Joel N'cho Atse

Personal information
- Born: June 5, 1983 (age 43) Abidjan, Ivory Coast

Sport
- Country: Ivory Coast
- Sport: Draughts
- Rank: Grandmaster (2012)

Achievements and titles
- Highest world ranking: No. 10 (October 2019)
- Personal best: 2370 (July 2019, rating)

= Joel N'cho Atse =

Ivorian draughts grandmaster (born 1983)

Joel N'cho Atse is an Ivorian draughts grandmaster. He has won the African Draughts Championship in 2012, 2018, and 2022.

==Career==
In December 2013, he won the SportAccord World Mind Games, beating 10-time world champion Alexei Chizhov. This made him the first Ivorian draughts player to win a major title.

In October 2019, he finished in 8th place at the 2019 World Draughts Championship.

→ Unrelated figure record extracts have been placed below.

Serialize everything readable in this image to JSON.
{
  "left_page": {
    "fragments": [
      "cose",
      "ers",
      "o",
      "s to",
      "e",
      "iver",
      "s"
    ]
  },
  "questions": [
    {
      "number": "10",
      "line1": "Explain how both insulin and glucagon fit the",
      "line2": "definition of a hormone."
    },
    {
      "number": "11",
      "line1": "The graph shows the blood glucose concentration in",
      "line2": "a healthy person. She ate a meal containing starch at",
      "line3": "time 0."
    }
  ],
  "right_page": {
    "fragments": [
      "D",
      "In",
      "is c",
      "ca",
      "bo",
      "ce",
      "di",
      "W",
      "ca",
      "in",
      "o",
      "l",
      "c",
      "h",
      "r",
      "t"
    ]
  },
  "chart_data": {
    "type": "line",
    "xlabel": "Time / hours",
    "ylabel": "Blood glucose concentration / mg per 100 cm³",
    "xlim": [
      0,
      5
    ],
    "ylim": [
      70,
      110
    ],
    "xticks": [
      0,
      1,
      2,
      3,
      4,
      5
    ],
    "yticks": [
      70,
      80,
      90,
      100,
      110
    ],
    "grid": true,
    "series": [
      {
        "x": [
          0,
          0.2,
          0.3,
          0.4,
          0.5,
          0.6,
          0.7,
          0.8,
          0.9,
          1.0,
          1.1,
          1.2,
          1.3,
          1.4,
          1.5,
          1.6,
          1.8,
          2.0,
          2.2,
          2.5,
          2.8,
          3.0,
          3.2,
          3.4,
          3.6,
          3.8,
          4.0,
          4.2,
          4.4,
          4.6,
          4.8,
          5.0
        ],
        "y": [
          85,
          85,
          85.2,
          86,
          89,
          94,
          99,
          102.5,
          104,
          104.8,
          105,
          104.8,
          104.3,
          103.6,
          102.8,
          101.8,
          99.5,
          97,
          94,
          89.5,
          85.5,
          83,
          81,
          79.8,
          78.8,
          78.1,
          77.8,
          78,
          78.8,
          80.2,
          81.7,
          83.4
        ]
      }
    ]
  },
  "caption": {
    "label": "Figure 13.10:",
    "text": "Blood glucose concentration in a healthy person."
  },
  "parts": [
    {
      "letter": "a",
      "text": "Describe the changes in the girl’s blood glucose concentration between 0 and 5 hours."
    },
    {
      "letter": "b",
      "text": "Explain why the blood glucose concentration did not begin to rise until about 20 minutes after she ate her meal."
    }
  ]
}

In July 2021, he reached the final stage and finished in 12th place at the 2021 World Draughts Championship.

In October 2023, he finished in 7th place at the 2023 World Draughts Championship.

In August 2024, he won the Ivorian Draughts Championship for the 8th time.

In July 2025, he won the Heritage Open draughts tournament, defeating 5-time world champion Alexander Schwarzman.